Growing up I was raised in a household with Christian values but we weren’t deeply ingrained in the Christian faith. We weren’t the going to church every Sunday, prayer meeting on Wednesday and vigil family. However, my parents really made us know that a personal relationship with God was key and He was important in our lives. They also really talked to us about false teachings and how the bible was (and is still being used to this day) to put people in bondage and not liberate them. This theme stuck with me and going to a Christian secondary school I started to see God as someone who was very rule-based and strict. Do not get me wrong I knew He was there but I just thought his standard on how I should live my life was unattainable and I could never pray like I should, obey him like I should and live my life like I should. In my secondary school, there were a lot of rules and I was consistently told I should not do stuff because God wouldn’t like that (without telling me the reason why). This once again reinforced the idea in my head that I could never be what he wanted me to be and I shouldn’t bother trying. I never got that I could have a very personal relationship with God which was not based on my perfection.
It took being in university and being faced with who I really was and hating that person to feel the love of God. It took two years of trying at this relationship thing and a lot of failures (still ongoing, to be honest) to see God for what he really was. He is a loving God who is not concerned with religion but with a relationship. He legitimately wants to know us and be there for us. He also wants to change us and have us live a beautiful life. Essentially my mind was blown. However, one thing I struggle with and I believe a lot of new believers struggle with is comparisons. Without God, in my life, I compare myself a lot with people and have been used to measuring my progress in life based on other people. Initially when I started this walk with God comparing really held me back from completely knowing him because when I would interact with people who had been in a relationship with him longer I would feel intimidated rather than challenged. I never saw that I could do better and once again the defeatist attitude swept back in. I couldn’t stick to the church I gave my life to Christ in and resumed being passive about my faith in Christ. I was once again drifting from God. It took positive influences in my life and a decision to change churches to kind of get back on track.

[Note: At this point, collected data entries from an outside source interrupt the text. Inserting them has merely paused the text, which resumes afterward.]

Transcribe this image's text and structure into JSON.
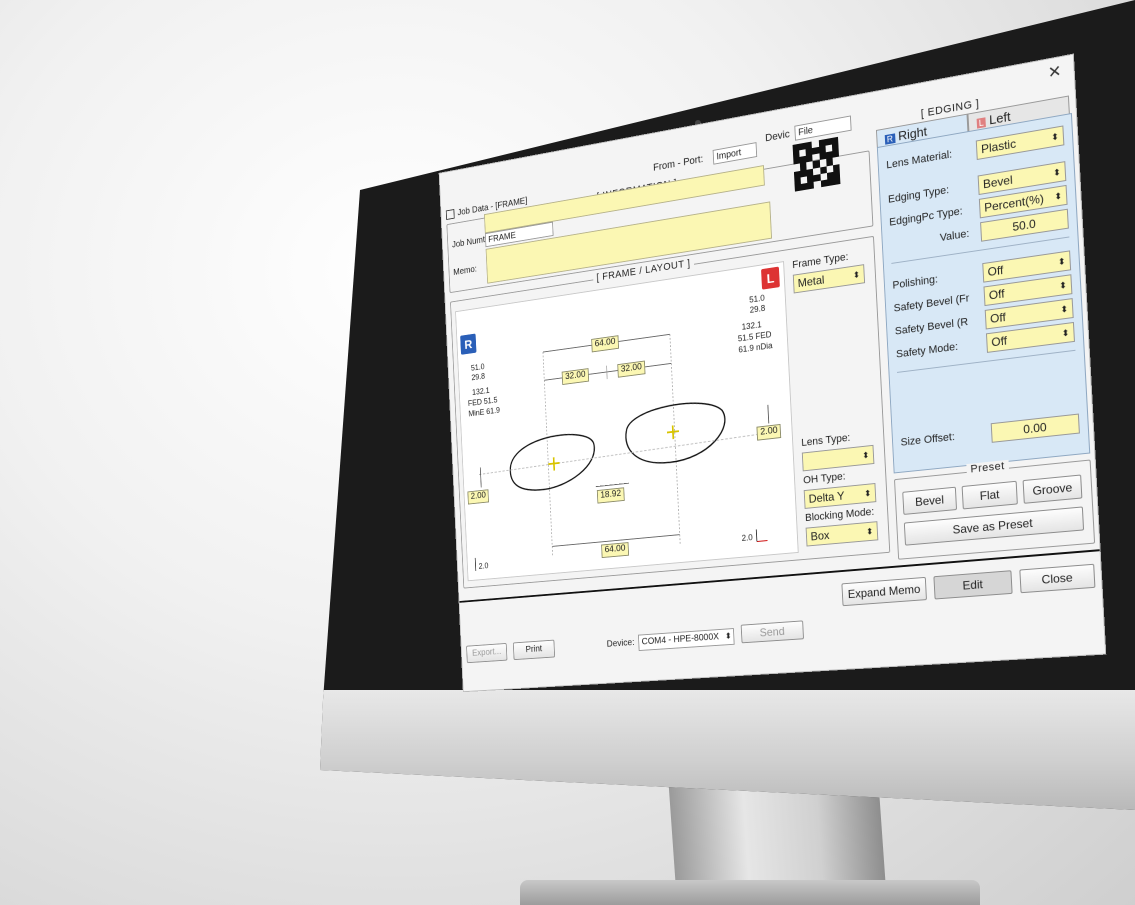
{
  "window": {
    "title": "Job Data - [FRAME]"
  },
  "information": {
    "label": "[ INFORMATION ]",
    "from_port_label": "From - Port:",
    "from_port_value": "Import",
    "device_label": "Devic",
    "device_value": "File",
    "job_number_label": "Job Numt",
    "job_number_value": "FRAME",
    "memo_label": "Memo:"
  },
  "frame_layout": {
    "label": "[ FRAME / LAYOUT ]",
    "right_badge": "R",
    "left_badge": "L",
    "right_stats": [
      "51.0",
      "29.8",
      "132.1",
      "FED 51.5",
      "MinE 61.9"
    ],
    "left_stats": [
      "51.0",
      "29.8",
      "132.1",
      "51.5 FED",
      "61.9 nDia"
    ],
    "dims": {
      "top_total": "64.00",
      "right_half": "32.00",
      "left_half": "32.00",
      "bridge": "18.92",
      "bottom_total": "64.00",
      "right_height": "2.00",
      "left_height": "2.00"
    },
    "corner_left": "2.0",
    "corner_right": "2.0",
    "frame_type_label": "Frame Type:",
    "frame_type_value": "Metal",
    "lens_type_label": "Lens Type:",
    "lens_type_value": "",
    "oh_type_label": "OH Type:",
    "oh_type_value": "Delta Y",
    "blocking_mode_label": "Blocking Mode:",
    "blocking_mode_value": "Box"
  },
  "edging": {
    "label": "[ EDGING ]",
    "tabs": [
      {
        "label": "Right",
        "badge": "R"
      },
      {
        "label": "Left",
        "badge": "L"
      }
    ],
    "lens_material_label": "Lens Material:",
    "lens_material_value": "Plastic",
    "edging_type_label": "Edging Type:",
    "edging_type_value": "Bevel",
    "edging_pos_type_label": "EdgingPc Type:",
    "edging_pos_type_value": "Percent(%)",
    "value_label": "Value:",
    "value_value": "50.0",
    "polishing_label": "Polishing:",
    "polishing_value": "Off",
    "safety_bevel_fr_label": "Safety Bevel (Fr",
    "safety_bevel_fr_value": "Off",
    "safety_bevel_r_label": "Safety Bevel (R",
    "safety_bevel_r_value": "Off",
    "safety_mode_label": "Safety Mode:",
    "safety_mode_value": "Off",
    "size_offset_label": "Size Offset:",
    "size_offset_value": "0.00"
  },
  "preset": {
    "label": "Preset",
    "bevel": "Bevel",
    "flat": "Flat",
    "groove": "Groove",
    "save_as_preset": "Save as Preset"
  },
  "footer": {
    "expand_memo": "Expand Memo",
    "edit": "Edit",
    "close": "Close",
    "export": "Export...",
    "print": "Print",
    "device_label": "Device:",
    "device_value": "COM4 - HPE-8000X",
    "send": "Send"
  }
}
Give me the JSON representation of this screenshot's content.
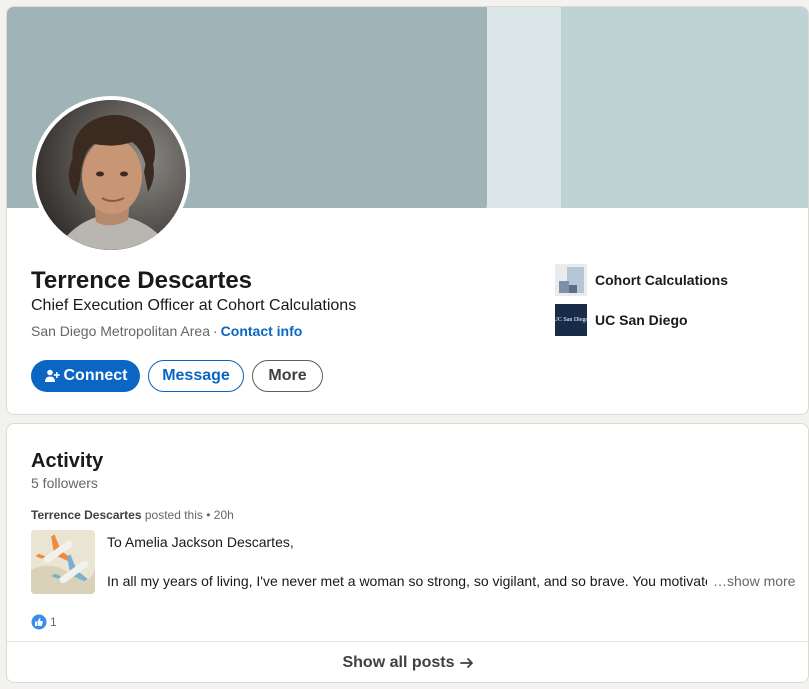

The one thing that changed everything for me was that after experiencing God’s love and seeing his redeeming power in my life how could I go back to darkness. It was (and is still) hard admitting that I have failed and made mistakes but nothing is worth risking that feeling of peace in my heart, even my hurt pride. The thing I would say to any new Christian is that your journey is tailored to you. God knew you before you were born so he has taken into considerations all your shortcomings and knows all your deficiencies and loves you still. The bible although filled with the most inspirational stories and amazing things that have ever happened in the world is also filled with broken men and women who God has used despite their brokenness. The Christian faith journey is one of the most exhilarating and challenging things ever but it is also one of the most fulfilling things I have ever experienced. It forces you to acknowledge that nothing good or bad that happens in our life is controlled by us but by our God who fills us with his peace and joy in all situations.